A hoe was secured between the curved handlebars of my ten-speed bicycle. Bill carried the rake. We pedaled five miles from our home in Three Springs to our family’s vegetable farm on the outskirts of Saltillo. Most children were sleeping at 6 a.m. on hot summer mornings. We were up early. We wanted to beat the heat of day.
It seemed unfair to Bill and me that our parents chose not buy canned vegetables. Instead, we grew enough corn, tomatoes and potatoes to feed our entire town. Our step-father worked away on construction jobs during the summer. He left strict orders on what chores needed to be done before he returned home on Fridays.
“You kids think life is easy. When I was your age, I spent the entire day working outside in the fields. We didn’t have swimming pools when I was a kid. Let me tell you, if I find one weed in the garden or if it ain’t hoed right, you will be restricted from playing little league or going to the swimming pool for the rest of the summer.”

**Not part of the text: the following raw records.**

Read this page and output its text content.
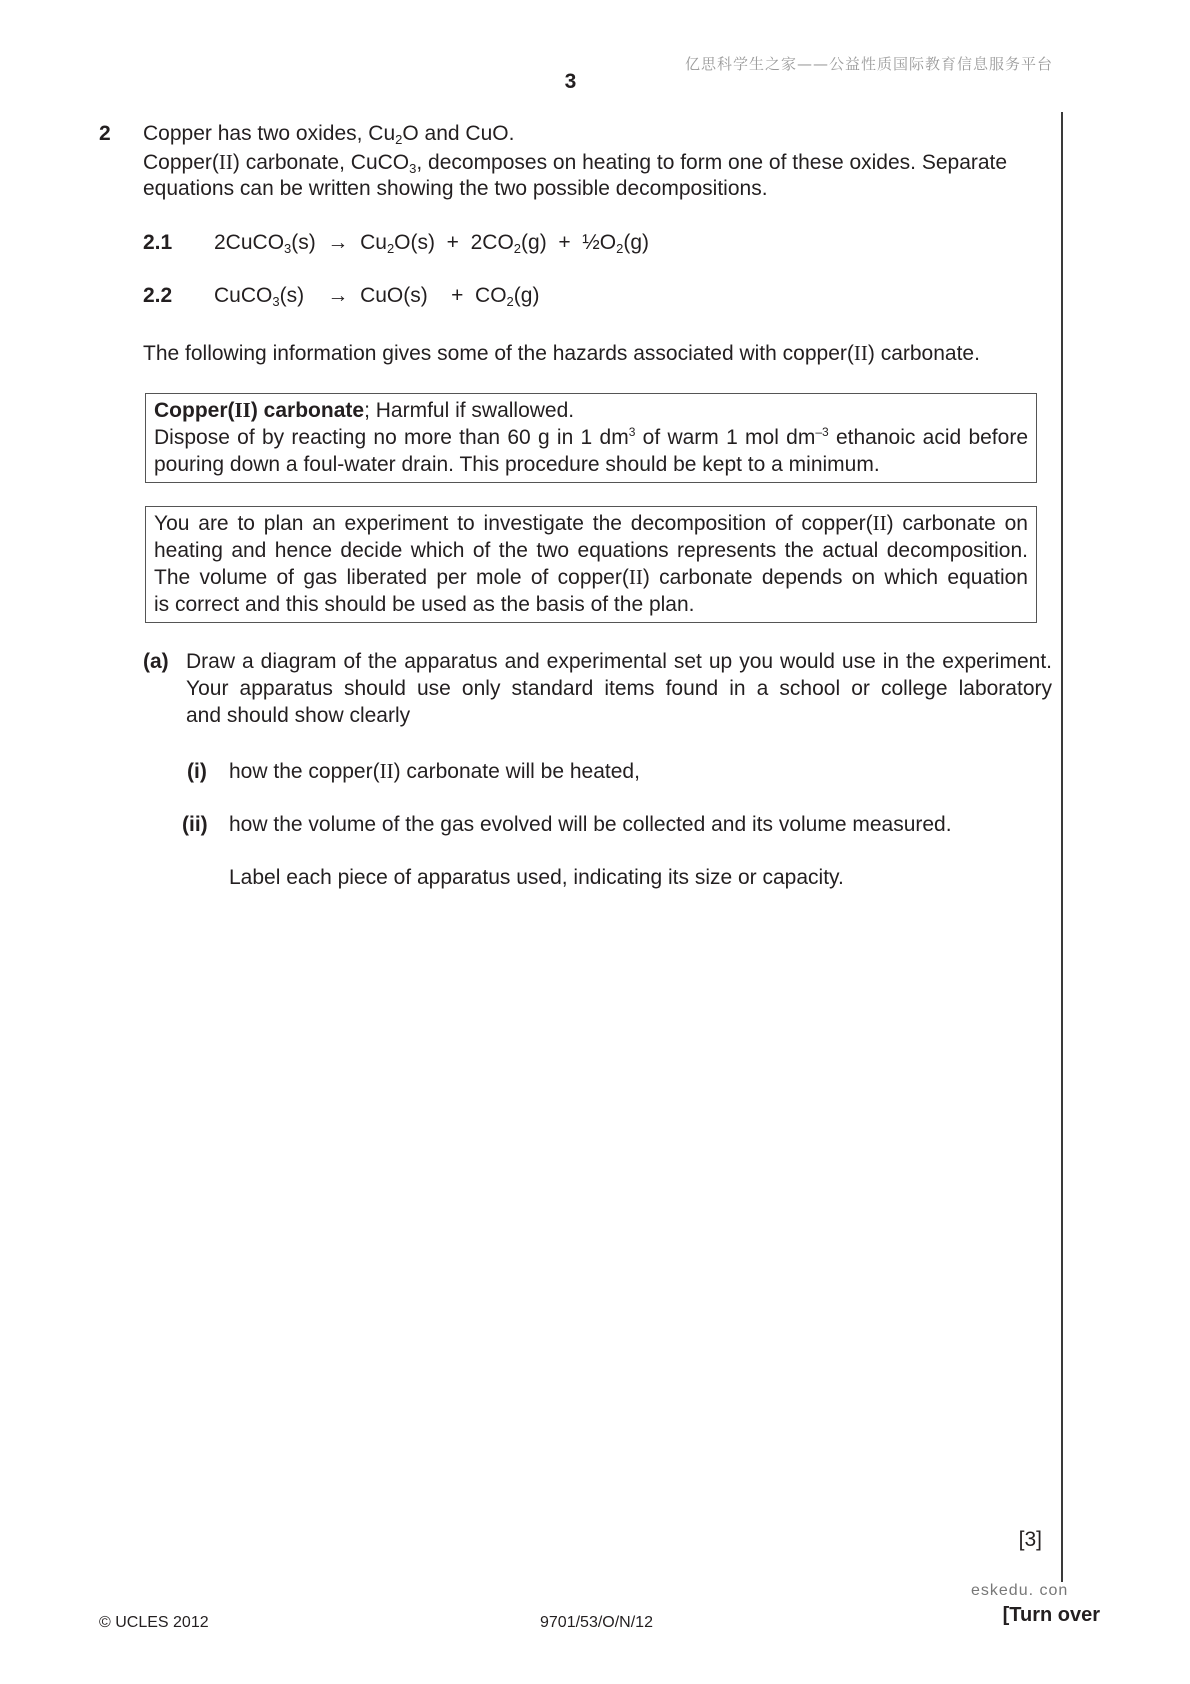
亿思科学生之家——公益性质国际教育信息服务平台
3
2 Copper has two oxides, $Cu_2O$ and CuO.
Copper(II) carbonate, CuCO$_3$, decomposes on heating to form one of these oxides. Separate
equations can be written showing the two possible decompositions.
2.1 2CuCO$_3$(s)  →  $Cu_2O(s) + 2CO_2(g)$  +  $\frac{1}{2}O_2(g)$
2.2 CuCO$_3$(s)    →  CuO(s)    +  $CO_2(g)$
The following information gives some of the hazards associated with copper(II) carbonate.
Copper(II) carbonate; Harmful if swallowed.
Dispose of by reacting no more than 60 g in 1 $dm^3$ of warm 1 mol $dm^{-3}$ ethanoic acid before
pouring down a foul-water drain. This procedure should be kept to a minimum.
You are to plan an experiment to investigate the decomposition of copper(II) carbonate on
heating and hence decide which of the two equations represents the actual decomposition.
The volume of gas liberated per mole of copper(II) carbonate depends on which equation
is correct and this should be used as the basis of the plan.
(a) Draw a diagram of the apparatus and experimental set up you would use in the experiment.
Your apparatus should use only standard items found in a school or college laboratory
and should show clearly
(i) how the copper(II) carbonate will be heated,
(ii) how the volume of the gas evolved will be collected and its volume measured.
Label each piece of apparatus used, indicating its size or capacity.
[3]
eskedu. con
© UCLES 2012	9701/53/O/N/12	[Turn over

The land on which we grew our crops belonged by Bob Garlock. He purchased a large piece of property that was once a pig farm and had plans of converting it to a junkyard. Bob was a used car salesman and best friends with our stepfather whose name was also Bob. It angered Bill and me that Ryan and Robbie Garlock, the sons of the used car dealer, didn’t have to work in the gardens that their father had planted next to ours. Although their fields had weeds, their crops seemed to do just as well. Bill concluded that our step-father simply liked to torment us and enjoyed making our young lives a living hell. I tried to stay happy, keep a smile on my face and I always whistled when I worked.
Mom typically drove us in our family’s blue Chevy pick-up truck to the garden, but Bob decided that the family could save on gas if we rode our ten-speed bikes to the gardens instead—
“Your bikes costs me a couple hundred dollars last Christmas. It ain’t gonna hurt you to ride your bikes to Saltillo. Your mom has got enough to do. Just be careful on the roads. Watch for traffic.”

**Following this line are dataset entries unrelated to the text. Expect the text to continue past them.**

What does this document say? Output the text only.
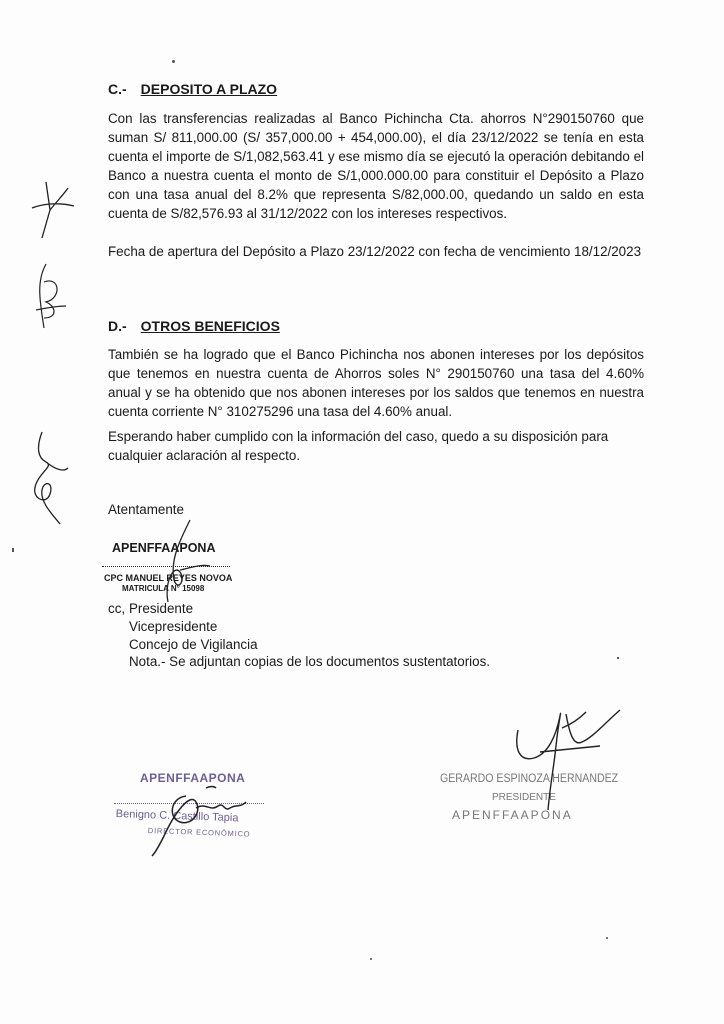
C.- DEPOSITO A PLAZO
Con las transferencias realizadas al Banco Pichincha Cta. ahorros N°290150760 que suman S/ 811,000.00 (S/ 357,000.00 + 454,000.00), el día 23/12/2022 se tenía en esta cuenta el importe de S/1,082,563.41 y ese mismo día se ejecutó la operación debitando el Banco a nuestra cuenta el monto de S/1,000.000.00 para constituir el Depósito a Plazo con una tasa anual del 8.2% que representa S/82,000.00, quedando un saldo en esta cuenta de S/82,576.93 al 31/12/2022 con los intereses respectivos.
Fecha de apertura del Depósito a Plazo 23/12/2022 con fecha de vencimiento 18/12/2023
D.- OTROS BENEFICIOS
También se ha logrado que el Banco Pichincha nos abonen intereses por los depósitos que tenemos en nuestra cuenta de Ahorros soles N° 290150760 una tasa del 4.60% anual y se ha obtenido que nos abonen intereses por los saldos que tenemos en nuestra cuenta corriente N° 310275296 una tasa del 4.60% anual.
Esperando haber cumplido con la información del caso, quedo a su disposición para cualquier aclaración al respecto.
Atentamente
APENFFAAPONA
CPC MANUEL REYES NOVOA
MATRICULA N° 15098
cc, Presidente
Vicepresidente
Concejo de Vigilancia
Nota.- Se adjuntan copias de los documentos sustentatorios.
APENFFAAPONA
Benigno C. Castillo Tapia
DIRECTOR ECONÓMICO
GERARDO ESPINOZA HERNANDEZ
PRESIDENTE
APENFFAAPONA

A thunderstorm swept over the rolling farmland of Central Pennsylvania just as we were half-way to the fields. We took off our drenched t-shirts and continued pedaling in the downpour. The rain felt good. At 6 a.m. it was already eighty-five degrees.
The tall weeds that littered perfectly parallel rows of corn came out easy, thanks to the rain. Bill quickly finished weeding twenty- three rows of corn. I finished my task of dusting the potatoes with lime sifted through a burlap sack. I joined my brother in the tall cornfields. I heard a faint cry ahead of me, down the row. I continued to remove all the weeds until I arrived to discover what was making the horrible sounds.

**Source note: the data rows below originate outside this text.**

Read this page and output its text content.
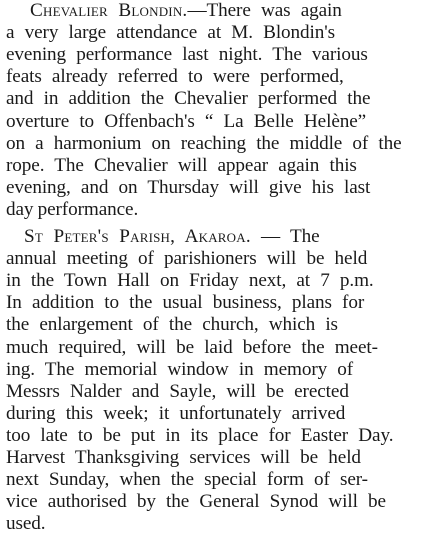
Chevalier Blondin.—There was again
a very large attendance at M. Blondin's
evening performance last night. The various
feats already referred to were performed,
and in addition the Chevalier performed the
overture to Offenbach's “ La Belle Helène”
on a harmonium on reaching the middle of the
rope. The Chevalier will appear again this
evening, and on Thursday will give his last
day performance.
St Peter's Parish, Akaroa. — The
annual meeting of parishioners will be held
in the Town Hall on Friday next, at 7 p.m.
In addition to the usual business, plans for
the enlargement of the church, which is
much required, will be laid before the meet-
ing. The memorial window in memory of
Messrs Nalder and Sayle, will be erected
during this week; it unfortunately arrived
too late to be put in its place for Easter Day.
Harvest Thanksgiving services will be held
next Sunday, when the special form of ser-
vice authorised by the General Synod will be
used.
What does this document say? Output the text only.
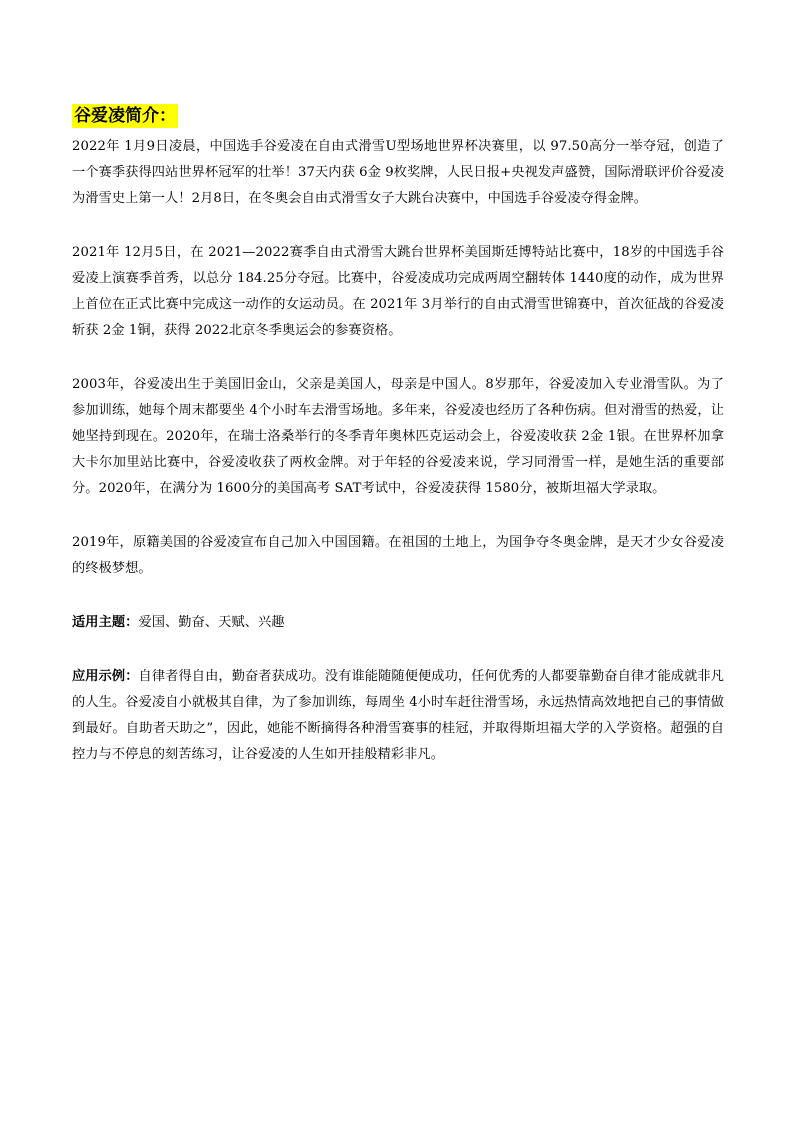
谷爱凌简介：

2022年 1月9日凌晨，中国选手谷爱凌在自由式滑雪U型场地世界杯决赛里，以 97.50高分一举夺冠，创造了一个赛季获得四站世界杯冠军的壮举！37天内获 6金 9枚奖牌，人民日报+央视发声盛赞，国际滑联评价谷爱凌为滑雪史上第一人！2月8日，在冬奥会自由式滑雪女子大跳台决赛中，中国选手谷爱凌夺得金牌。

2021年 12月5日，在 2021—2022赛季自由式滑雪大跳台世界杯美国斯廷博特站比赛中，18岁的中国选手谷爱凌上演赛季首秀，以总分 184.25分夺冠。比赛中，谷爱凌成功完成两周空翻转体 1440度的动作，成为世界上首位在正式比赛中完成这一动作的女运动员。在 2021年 3月举行的自由式滑雪世锦赛中，首次征战的谷爱凌斩获 2金 1铜，获得 2022北京冬季奥运会的参赛资格。

2003年，谷爱凌出生于美国旧金山，父亲是美国人，母亲是中国人。8岁那年，谷爱凌加入专业滑雪队。为了参加训练，她每个周末都要坐 4个小时车去滑雪场地。多年来，谷爱凌也经历了各种伤病。但对滑雪的热爱，让她坚持到现在。2020年，在瑞士洛桑举行的冬季青年奥林匹克运动会上，谷爱凌收获 2金 1银。在世界杯加拿大卡尔加里站比赛中，谷爱凌收获了两枚金牌。对于年轻的谷爱凌来说，学习同滑雪一样，是她生活的重要部分。2020年，在满分为 1600分的美国高考 SAT考试中，谷爱凌获得 1580分，被斯坦福大学录取。

2019年，原籍美国的谷爱凌宣布自己加入中国国籍。在祖国的土地上，为国争夺冬奥金牌，是天才少女谷爱凌的终极梦想。

适用主题：爱国、勤奋、天赋、兴趣

应用示例：自律者得自由，勤奋者获成功。没有谁能随随便便成功，任何优秀的人都要靠勤奋自律才能成就非凡的人生。谷爱凌自小就极其自律，为了参加训练，每周坐 4小时车赶往滑雪场，永远热情高效地把自己的事情做到最好。自助者天助之”，因此，她能不断摘得各种滑雪赛事的桂冠，并取得斯坦福大学的入学资格。超强的自控力与不停息的刻苦练习，让谷爱凌的人生如开挂般精彩非凡。
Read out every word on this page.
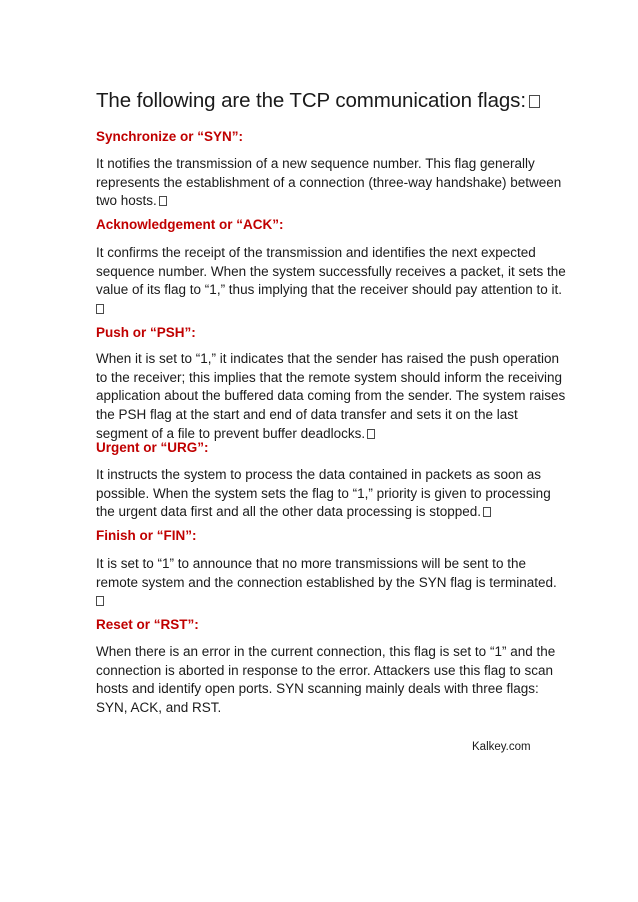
The following are the TCP communication flags:
Synchronize or “SYN”:

It notifies the transmission of a new sequence number. This flag generally
represents the establishment of a connection (three-way handshake) between
two hosts.

Acknowledgement or “ACK”:

It confirms the receipt of the transmission and identifies the next expected
sequence number. When the system successfully receives a packet, it sets the
value of its flag to “1,” thus implying that the receiver should pay attention to it.

Push or “PSH”:

When it is set to “1,” it indicates that the sender has raised the push operation
to the receiver; this implies that the remote system should inform the receiving
application about the buffered data coming from the sender. The system raises
the PSH flag at the start and end of data transfer and sets it on the last
segment of a file to prevent buffer deadlocks.

Urgent or “URG”:

It instructs the system to process the data contained in packets as soon as
possible. When the system sets the flag to “1,” priority is given to processing
the urgent data first and all the other data processing is stopped.

Finish or “FIN”:

It is set to “1” to announce that no more transmissions will be sent to the
remote system and the connection established by the SYN flag is terminated.

Reset or “RST”:

When there is an error in the current connection, this flag is set to “1” and the
connection is aborted in response to the error. Attackers use this flag to scan
hosts and identify open ports. SYN scanning mainly deals with three flags:
SYN, ACK, and RST.

Kalkey.com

“Bill, come here quick! There’s a raccoon in the trap.”
Our step-father placed metal, spring traps throughout the garden to keep the wild game at bay. Rarely did we catch anything. The animals seemed to know not to touch the sardines that were placed on the traps and preferred eating the fresh corn instead.
The huge creature looked at us with frightened black eyes. The animal’s foot was caught in the trap.
“What are we going to do?” I asked Bill.
“Let it die.” He explained.
“Not in this heat,” I protested as I quickly slammed my hoe upon its head, as if it were hard garden soil prior to a summer rain.
Bill shrieked. So did the raccoon. I finished weeding.